All they have to do is ban a few people from all of Alphabet to set the example, and then 99% of folks will either subscribe or disable their ad blockers.
It can be like you said or, on the other hand, be the trigger to even more people to seek for alternatives.
Because getting banned from all of their services would really, really suck for most people who depend on them.
While true, fighting with your own clients/source of income is not a very brilliant strategy for a company. People that depend on them for serious reasons can simply decide that the risk is becoming too high and simply seek other solutions. All the SCO saga should have taught something…
Unfortunately, big picture is, they will come out on top. Because of the “embrace, extend, and extinguish” model that they are veterans at. IOW, they know how to royally screw people.
Maybe Google can win this battle, but I am not sure about the war. If the data that show that about 42% of the internet users had an AdBlocker installed are true, it remain to be seen how many of them will accept the condition Google set.
At this point is clear that the use of AdBlockers is hurting them in a way or another and while user may find an alternative solution for Google services, Google cannot find an alternative users for its services. In the end Google lose even if they only show a slower grow then predicted.
Boozilla@lemmy.world 1 year ago
You are more optimistic than I am, and I hope you are right. I am mildly encouraged by some of the backlash we’re seeing in the news against tech bros.
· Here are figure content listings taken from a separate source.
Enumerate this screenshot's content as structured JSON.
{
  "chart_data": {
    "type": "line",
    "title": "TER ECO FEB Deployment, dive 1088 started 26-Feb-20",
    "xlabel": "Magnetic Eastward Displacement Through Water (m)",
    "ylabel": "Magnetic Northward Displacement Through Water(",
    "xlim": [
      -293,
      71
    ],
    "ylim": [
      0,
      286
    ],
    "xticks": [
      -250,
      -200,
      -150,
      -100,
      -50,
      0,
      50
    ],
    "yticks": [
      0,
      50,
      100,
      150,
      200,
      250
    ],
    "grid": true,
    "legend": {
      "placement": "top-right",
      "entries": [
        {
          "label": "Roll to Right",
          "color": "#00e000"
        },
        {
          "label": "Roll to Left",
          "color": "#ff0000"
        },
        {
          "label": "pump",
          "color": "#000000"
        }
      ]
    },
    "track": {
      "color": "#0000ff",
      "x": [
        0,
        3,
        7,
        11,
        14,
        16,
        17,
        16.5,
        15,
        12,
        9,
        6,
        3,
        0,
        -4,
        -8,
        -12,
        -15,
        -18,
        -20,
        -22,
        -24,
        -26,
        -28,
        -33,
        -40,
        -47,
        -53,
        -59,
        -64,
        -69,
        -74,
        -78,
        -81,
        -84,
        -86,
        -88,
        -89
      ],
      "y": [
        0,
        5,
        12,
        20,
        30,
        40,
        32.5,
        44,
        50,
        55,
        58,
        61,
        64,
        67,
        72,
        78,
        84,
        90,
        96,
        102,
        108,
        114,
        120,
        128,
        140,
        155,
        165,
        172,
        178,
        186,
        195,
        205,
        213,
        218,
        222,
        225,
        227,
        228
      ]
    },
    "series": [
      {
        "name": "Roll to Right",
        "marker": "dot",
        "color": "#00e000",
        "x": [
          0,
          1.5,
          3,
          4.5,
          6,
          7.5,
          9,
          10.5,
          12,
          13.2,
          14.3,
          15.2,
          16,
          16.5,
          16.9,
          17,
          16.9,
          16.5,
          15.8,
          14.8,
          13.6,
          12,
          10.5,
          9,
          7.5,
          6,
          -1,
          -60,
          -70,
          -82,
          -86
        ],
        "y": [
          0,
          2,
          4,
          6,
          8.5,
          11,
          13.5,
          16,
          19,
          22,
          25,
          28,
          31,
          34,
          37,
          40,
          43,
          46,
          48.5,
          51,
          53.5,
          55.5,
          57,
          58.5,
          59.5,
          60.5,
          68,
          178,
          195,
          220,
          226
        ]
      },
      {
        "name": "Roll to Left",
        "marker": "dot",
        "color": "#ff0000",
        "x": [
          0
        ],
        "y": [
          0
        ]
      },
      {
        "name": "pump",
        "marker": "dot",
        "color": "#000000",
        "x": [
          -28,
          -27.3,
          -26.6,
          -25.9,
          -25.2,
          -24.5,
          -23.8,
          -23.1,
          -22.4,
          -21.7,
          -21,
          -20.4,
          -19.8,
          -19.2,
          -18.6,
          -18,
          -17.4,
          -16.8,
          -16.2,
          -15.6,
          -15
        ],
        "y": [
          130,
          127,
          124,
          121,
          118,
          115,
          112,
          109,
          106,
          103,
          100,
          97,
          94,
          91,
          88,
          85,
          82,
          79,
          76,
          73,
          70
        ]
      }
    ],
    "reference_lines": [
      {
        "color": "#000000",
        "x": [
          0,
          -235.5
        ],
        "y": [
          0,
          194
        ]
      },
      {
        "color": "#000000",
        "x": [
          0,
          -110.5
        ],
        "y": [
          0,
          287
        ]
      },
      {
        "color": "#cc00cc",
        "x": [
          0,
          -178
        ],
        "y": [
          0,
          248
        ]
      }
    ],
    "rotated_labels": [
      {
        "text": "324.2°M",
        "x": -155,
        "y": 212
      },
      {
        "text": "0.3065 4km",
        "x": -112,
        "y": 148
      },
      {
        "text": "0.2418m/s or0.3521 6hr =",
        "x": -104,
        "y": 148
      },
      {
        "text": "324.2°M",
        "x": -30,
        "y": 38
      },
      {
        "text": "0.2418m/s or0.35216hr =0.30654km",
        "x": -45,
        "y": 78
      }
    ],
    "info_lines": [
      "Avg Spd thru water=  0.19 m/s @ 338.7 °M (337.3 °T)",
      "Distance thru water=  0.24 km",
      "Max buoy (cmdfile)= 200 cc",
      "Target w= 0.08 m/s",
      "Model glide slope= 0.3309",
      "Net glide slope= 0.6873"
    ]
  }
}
gian@lemmy.grys.it 1 year ago
Nah, maybe I am just older and already seen this happening, and not only in tech.
The problem Google has is that they are on the edge: they need to fight adblockers but they cannot hurt too much the average user while the adblock users already shown that they accept to “go to war”. And I don’t think that Google has more resources than “us”.
There is only so much ops a normal user accept to be able to use a service, they cannot take it too far to become an inconvenient to the average users. This way they simply will lose even the normal user.
A good parallel I do looking at myself is with Amazon, my orders hystory shows that when I started to use it I made much more orders, then in time Amazon got worse: cheap chinese clones, amazon ripoffs, query that shows irrelevant products, more and more difficulties to find the right product even if queried with the correct full name, so I simply switched to other online shops when I need to buy a certain brand product and not a cheap ripoff. So Amazon lost about 80% of my orders.
Same for Youtube: if while fighting against the adblockers they make the service worse even for the “average Joe” they will lose users and relevance.